Nonobstant les instances réitérées de ses officieux conseillers, le marquis s’alla rendre prisonnier. Pendant sa captivité, qui dura trois semaines, il ne les vit ni l’un ni l’autre; mais il apprit que, lui reprochant hautement de ne les avoir point écoutés, ils lui rendaient sous main toute sorte de mauvais services. Le président surtout, chaque fois qu’il rencontrait les juges de l’affaire, les priait avec affectation de vouloir bien servir M. de Fresne, prenant soin d’ajouter que « l’indulgence leur serait difficile, puisqu’il s’agissait évidemment d’un duel, » et pesant beaucoup sur « l’imprudence que le marquis avait commise en essayant de purger sa contumace. » Cette manière de solliciter pour le marquis de Fresne lui était, comme on pense, beaucoup plus nuisible qu’utile, les magistrats qu’on ébranlait ainsi par ce langage à double fin ne pouvant se rendre compte des motifs qui le dictaient à leur collègue.

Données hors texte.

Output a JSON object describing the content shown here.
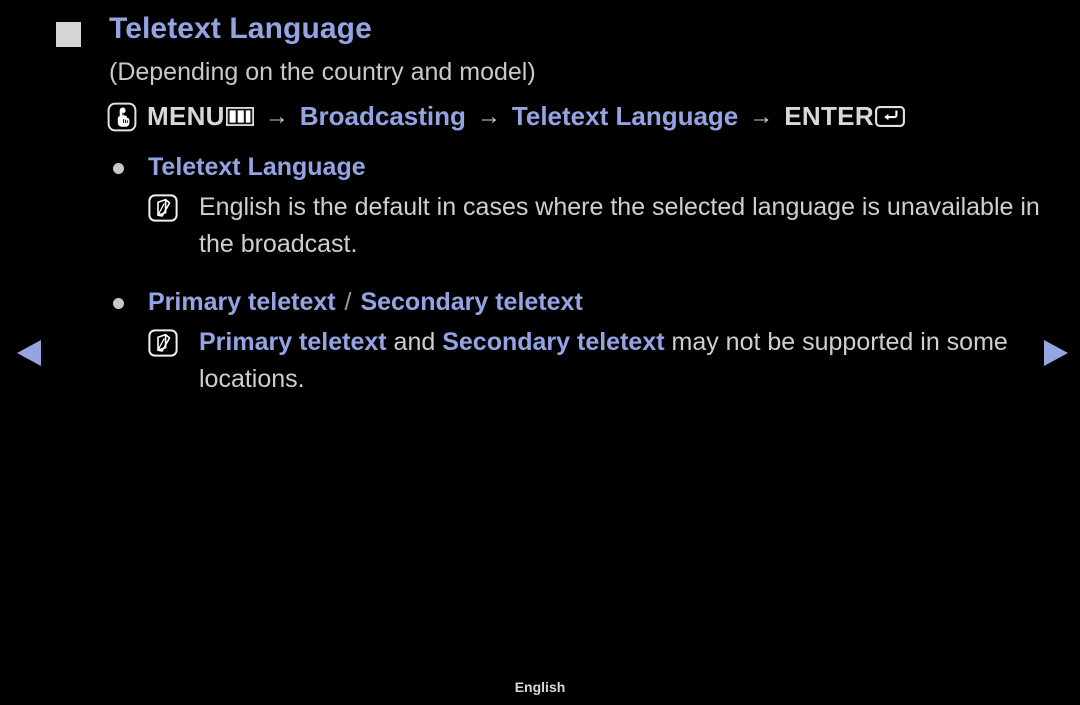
{
  "page": {
    "background_color": "#000000",
    "accent_blue": "#94a4e2",
    "body_text_color": "#cfcfcf"
  },
  "header": {
    "square_bullet_icon": "filled-square-icon",
    "title": "Teletext Language",
    "subtitle": "(Depending on the country and model)"
  },
  "menu_path": {
    "menu_button_icon": "menu-hand-press-icon",
    "menu_label": "MENU",
    "menu_bars_icon": "menu-bars-icon",
    "arrow_1": "→",
    "step_2": "Broadcasting",
    "arrow_2": "→",
    "step_3": "Teletext Language",
    "arrow_3": "→",
    "enter_label": "ENTER",
    "enter_key_icon": "enter-return-key-icon"
  },
  "sections": [
    {
      "bullet_icon": "bullet-dot-icon",
      "label": "Teletext Language",
      "label_parts": [
        {
          "text": "Teletext Language",
          "style": "blue-bold"
        }
      ],
      "note": {
        "icon": "note-pencil-icon",
        "parts": [
          {
            "text": "English is the default in cases where the selected language is unavailable in the broadcast.",
            "style": "regular"
          }
        ]
      }
    },
    {
      "bullet_icon": "bullet-dot-icon",
      "label": "Primary teletext / Secondary teletext",
      "label_parts": [
        {
          "text": "Primary teletext",
          "style": "blue-bold"
        },
        {
          "text": " / ",
          "style": "separator"
        },
        {
          "text": "Secondary teletext",
          "style": "blue-bold"
        }
      ],
      "note": {
        "icon": "note-pencil-icon",
        "parts": [
          {
            "text": "Primary teletext",
            "style": "blue-bold"
          },
          {
            "text": " and ",
            "style": "regular"
          },
          {
            "text": "Secondary teletext",
            "style": "blue-bold"
          },
          {
            "text": " may not be supported in some locations.",
            "style": "regular"
          }
        ]
      }
    }
  ],
  "navigation": {
    "previous_icon": "arrow-left-triangle-icon",
    "next_icon": "arrow-right-triangle-icon",
    "arrow_color": "#95a5e0"
  },
  "footer": {
    "language": "English"
  }
}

Le matin même du jour où le jugement devait se rendre, et une heure avant l’interrogatoire du prévenu, d’Egvilly vint le trouver pour lui tendre un dernier piège. — On s’accordait généralement, lui dit-il, à trouver bien douteuse l’issue du procès. Il y avait partage de voix et par conséquent peu de sûreté pour la vie du marquis. — Il lui conseillait donc de se sauver, et s’offrait à faciliter son évasion. Le temps n’était plus où ce témoignage d’affection fraternelle aurait pu toucher et tromper M. de Fresne. Il remercia néanmoins le donneur d’avis, mais sans accepter ses offres, et l’événement lui donna raison, car aussitôt après avoir répondu aux diverses questions qui lui étaient posées il fut renvoyé absous avec tous les honneurs de la guerre.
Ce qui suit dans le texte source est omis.